The use of sanctions is not inherently a bad idea, and when used in conjunction with a sensible diplomatic strategy, they can be effective tools of foreign policy. Sanctions against the United Kingdom and France during the 1956 Suez Crisis forced both nations to end their invasion of Egypt and bolstered the American position that the world had moved beyond colonial interventions. The U.S.-led sanctions campaign on Iran leading up to the Iran nuclear deal were also effective, largely because they had wide ranging international buy-in with a specific goal — limiting Iran’s nuclear program — realistically on the horizon.

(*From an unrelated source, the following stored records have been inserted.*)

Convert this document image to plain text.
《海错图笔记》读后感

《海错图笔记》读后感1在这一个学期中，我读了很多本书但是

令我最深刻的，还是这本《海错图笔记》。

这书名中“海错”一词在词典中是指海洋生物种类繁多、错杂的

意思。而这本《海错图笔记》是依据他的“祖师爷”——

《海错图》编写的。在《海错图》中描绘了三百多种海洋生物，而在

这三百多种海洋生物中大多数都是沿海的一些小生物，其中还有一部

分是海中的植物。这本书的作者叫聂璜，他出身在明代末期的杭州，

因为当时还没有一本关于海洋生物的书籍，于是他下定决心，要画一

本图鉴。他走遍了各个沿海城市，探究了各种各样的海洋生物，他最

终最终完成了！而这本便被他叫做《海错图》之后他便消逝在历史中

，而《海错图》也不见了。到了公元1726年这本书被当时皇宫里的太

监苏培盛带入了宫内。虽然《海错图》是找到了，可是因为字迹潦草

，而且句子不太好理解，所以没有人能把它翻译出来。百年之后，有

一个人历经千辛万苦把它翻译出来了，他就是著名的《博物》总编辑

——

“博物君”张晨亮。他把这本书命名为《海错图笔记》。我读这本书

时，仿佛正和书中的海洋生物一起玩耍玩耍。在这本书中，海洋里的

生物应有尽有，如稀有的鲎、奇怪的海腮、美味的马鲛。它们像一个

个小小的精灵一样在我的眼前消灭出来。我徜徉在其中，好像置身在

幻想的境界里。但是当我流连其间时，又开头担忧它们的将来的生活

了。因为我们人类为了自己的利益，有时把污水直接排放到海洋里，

Yet when sanctions are enacted with only vague or amorphous goals, rather than a concrete plan of action, they become a detriment to proactive negotiation while also fortifying hostile regimes' power and locking the United States into perpetual low-level conflict. In addition to Cuba, this has occurred with countries like Venezuela, Iran, Syria, Russia, and recently China. Each of these situations that led to sanctions is unique, but a common thread that runs through them is the question of what the ultimate objective is.

Consider the case of North Korea. Despite efforts to engage with the Trump administration, a U.S. prerequisite for any sanctions relief was full denuclearization of the Korean Peninsula. Though this requirement is popular with American domestic audiences, it has become an unrealistic aspiration because the North Korean regime sees its arsenal as critical to its self-preservation. Moreover, other states with weaker governments have been nuclear powers for decades with no serious threat to U.S. security.

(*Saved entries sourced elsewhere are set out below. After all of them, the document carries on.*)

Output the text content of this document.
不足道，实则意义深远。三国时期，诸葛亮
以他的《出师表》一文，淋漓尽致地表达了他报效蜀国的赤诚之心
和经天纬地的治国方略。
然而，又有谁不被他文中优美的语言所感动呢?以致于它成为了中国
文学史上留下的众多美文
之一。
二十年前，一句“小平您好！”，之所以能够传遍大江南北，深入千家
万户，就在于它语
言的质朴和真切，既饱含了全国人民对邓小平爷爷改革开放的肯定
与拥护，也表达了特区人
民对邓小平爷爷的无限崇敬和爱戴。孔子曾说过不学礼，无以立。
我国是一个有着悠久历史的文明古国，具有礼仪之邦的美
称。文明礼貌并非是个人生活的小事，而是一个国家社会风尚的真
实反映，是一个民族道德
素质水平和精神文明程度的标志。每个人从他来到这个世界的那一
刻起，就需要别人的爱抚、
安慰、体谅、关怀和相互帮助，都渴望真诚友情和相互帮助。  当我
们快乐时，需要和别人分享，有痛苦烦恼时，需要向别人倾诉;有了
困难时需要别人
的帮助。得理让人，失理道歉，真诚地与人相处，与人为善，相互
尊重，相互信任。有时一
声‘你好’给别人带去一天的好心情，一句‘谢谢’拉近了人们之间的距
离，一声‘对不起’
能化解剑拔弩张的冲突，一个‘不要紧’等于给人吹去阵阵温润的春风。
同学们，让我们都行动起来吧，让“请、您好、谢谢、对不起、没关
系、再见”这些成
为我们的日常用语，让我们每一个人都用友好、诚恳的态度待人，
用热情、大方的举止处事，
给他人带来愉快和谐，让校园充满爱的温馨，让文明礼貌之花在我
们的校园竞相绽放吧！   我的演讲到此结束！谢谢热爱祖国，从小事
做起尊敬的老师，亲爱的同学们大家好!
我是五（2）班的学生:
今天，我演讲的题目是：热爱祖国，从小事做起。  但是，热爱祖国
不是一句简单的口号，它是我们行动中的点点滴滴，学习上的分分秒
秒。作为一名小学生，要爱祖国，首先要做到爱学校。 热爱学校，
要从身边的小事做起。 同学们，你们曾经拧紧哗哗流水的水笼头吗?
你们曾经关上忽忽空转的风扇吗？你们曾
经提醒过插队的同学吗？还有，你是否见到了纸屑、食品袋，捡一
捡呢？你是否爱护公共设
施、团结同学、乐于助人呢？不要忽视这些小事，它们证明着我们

So, what is the U.S. goal with sanctions here? Denuclearization of the Korean Peninsula, global denuclearization, and preventing North Korea from developing an ability to threaten U.S. regional allies or the continental United States have all been cited as potential ends. Yet, it seems that the United States is trying to accomplish all of these goals at once and in doing so, has incentivized the regime to continue expanding its nuclear program despite the crushing sanctions placed upon the country.

An often-overlooked issue with sanctions is the undesirable effect of alienating not just individuals within targeted countries, but American allies, businesses, and other private interests. The numbers and kinds of sanctions have also proliferated without any clear strategy for how they should be equitably applied. The CAATSA sanctions, for instance, are applied on a case-by-case basis. Although justified to the American public as a means to limit Russia’s ability to profit from arms sales, other U.S. allies that are also major Russian weapons customers, like India and Turkey, can become ensnared in the sanctions. The presidential waiver for CAATSA does little to mitigate this problem. The Justice Department’s ability to prosecute sanctions violations, even in third-party countries, has only exacerbated the issue.

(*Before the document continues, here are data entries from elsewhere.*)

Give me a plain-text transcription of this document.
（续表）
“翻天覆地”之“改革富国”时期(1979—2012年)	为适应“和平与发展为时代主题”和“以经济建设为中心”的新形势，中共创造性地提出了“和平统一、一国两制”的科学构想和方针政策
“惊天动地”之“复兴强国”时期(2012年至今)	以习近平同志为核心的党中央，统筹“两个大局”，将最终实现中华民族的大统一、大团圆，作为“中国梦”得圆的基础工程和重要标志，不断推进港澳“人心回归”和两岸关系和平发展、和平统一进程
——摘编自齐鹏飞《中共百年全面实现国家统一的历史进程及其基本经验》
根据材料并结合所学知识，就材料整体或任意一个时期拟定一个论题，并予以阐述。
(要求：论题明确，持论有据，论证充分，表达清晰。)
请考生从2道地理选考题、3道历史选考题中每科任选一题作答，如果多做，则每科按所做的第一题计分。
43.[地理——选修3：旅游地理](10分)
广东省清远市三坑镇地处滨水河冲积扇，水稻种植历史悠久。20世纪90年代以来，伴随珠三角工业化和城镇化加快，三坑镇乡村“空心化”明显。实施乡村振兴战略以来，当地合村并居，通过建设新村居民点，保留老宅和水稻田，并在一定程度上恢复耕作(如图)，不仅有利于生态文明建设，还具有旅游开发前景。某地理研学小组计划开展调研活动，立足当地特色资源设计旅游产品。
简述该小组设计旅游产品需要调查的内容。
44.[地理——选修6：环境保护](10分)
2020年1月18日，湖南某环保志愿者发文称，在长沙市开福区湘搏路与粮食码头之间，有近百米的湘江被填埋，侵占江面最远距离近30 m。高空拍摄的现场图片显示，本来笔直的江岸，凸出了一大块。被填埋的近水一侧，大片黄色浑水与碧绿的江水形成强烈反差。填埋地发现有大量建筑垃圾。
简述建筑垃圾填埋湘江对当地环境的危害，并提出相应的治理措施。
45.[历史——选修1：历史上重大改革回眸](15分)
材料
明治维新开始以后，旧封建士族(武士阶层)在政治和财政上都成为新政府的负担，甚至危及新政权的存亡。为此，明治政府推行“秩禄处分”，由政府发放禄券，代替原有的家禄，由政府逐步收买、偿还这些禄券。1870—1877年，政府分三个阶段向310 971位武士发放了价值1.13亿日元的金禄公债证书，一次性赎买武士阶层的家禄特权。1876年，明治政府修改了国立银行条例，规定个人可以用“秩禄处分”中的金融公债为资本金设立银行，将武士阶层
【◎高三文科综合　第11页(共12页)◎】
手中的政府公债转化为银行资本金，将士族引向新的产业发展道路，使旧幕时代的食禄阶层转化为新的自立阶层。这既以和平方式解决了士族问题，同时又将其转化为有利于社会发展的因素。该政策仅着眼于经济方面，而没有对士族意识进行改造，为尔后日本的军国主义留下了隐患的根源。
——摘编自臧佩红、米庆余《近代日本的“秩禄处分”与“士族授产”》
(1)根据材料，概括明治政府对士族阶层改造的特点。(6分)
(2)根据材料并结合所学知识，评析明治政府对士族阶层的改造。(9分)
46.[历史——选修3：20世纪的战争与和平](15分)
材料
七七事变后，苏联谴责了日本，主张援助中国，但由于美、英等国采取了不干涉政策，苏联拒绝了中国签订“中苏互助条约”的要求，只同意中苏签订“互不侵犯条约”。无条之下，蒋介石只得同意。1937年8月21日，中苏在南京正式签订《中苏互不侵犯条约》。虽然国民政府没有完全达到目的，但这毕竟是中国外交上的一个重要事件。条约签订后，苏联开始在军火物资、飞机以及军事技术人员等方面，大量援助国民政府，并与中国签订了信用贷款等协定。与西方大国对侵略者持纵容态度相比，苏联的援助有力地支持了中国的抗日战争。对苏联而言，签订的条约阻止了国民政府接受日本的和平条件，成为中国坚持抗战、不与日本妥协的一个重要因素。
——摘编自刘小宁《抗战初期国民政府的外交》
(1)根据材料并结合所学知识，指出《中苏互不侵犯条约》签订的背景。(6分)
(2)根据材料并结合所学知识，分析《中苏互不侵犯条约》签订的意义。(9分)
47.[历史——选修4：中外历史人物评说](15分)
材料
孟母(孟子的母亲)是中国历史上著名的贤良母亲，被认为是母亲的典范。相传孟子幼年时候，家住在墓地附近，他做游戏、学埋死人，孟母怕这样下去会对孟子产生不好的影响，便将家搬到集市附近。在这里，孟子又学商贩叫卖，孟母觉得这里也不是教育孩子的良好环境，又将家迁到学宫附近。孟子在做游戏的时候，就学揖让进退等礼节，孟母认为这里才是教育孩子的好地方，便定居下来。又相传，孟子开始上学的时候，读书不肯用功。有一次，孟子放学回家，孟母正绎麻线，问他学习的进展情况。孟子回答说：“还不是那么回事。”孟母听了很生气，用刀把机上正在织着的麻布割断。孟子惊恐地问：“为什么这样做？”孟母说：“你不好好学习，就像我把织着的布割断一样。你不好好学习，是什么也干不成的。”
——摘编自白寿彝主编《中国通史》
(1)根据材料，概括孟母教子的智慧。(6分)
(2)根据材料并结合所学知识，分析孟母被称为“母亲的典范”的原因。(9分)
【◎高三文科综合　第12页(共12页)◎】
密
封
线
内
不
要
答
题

While sanctions are an important instrument in the diplomatic toolbox, it is one that should be used sparingly and with thoughtful precision. Sanctions, as they are currently enacted, allow the U.S. government to be seen by voters as doing something to punish perceived enemies. But sanctions accomplish little more than toughening adversarial resolve. Secondary sanctions also alienate both broader populations and a wider array of elites in other countries. If the United States wants to see real behavioral change from its targets, it needs to cultivate those elites and their populations. If Mikhail Gorbachev or his allies had faced grinding sanctions, it is unlikely he would have been able to convince much of the Soviet ruling class to enact reforms. Since the end of the Cold War, U.S. grand strategy has become listless and unfocused, leading to short-sighted actions like sanctions enactment to become the default American response to many challenging situations, but with no end goal in sight.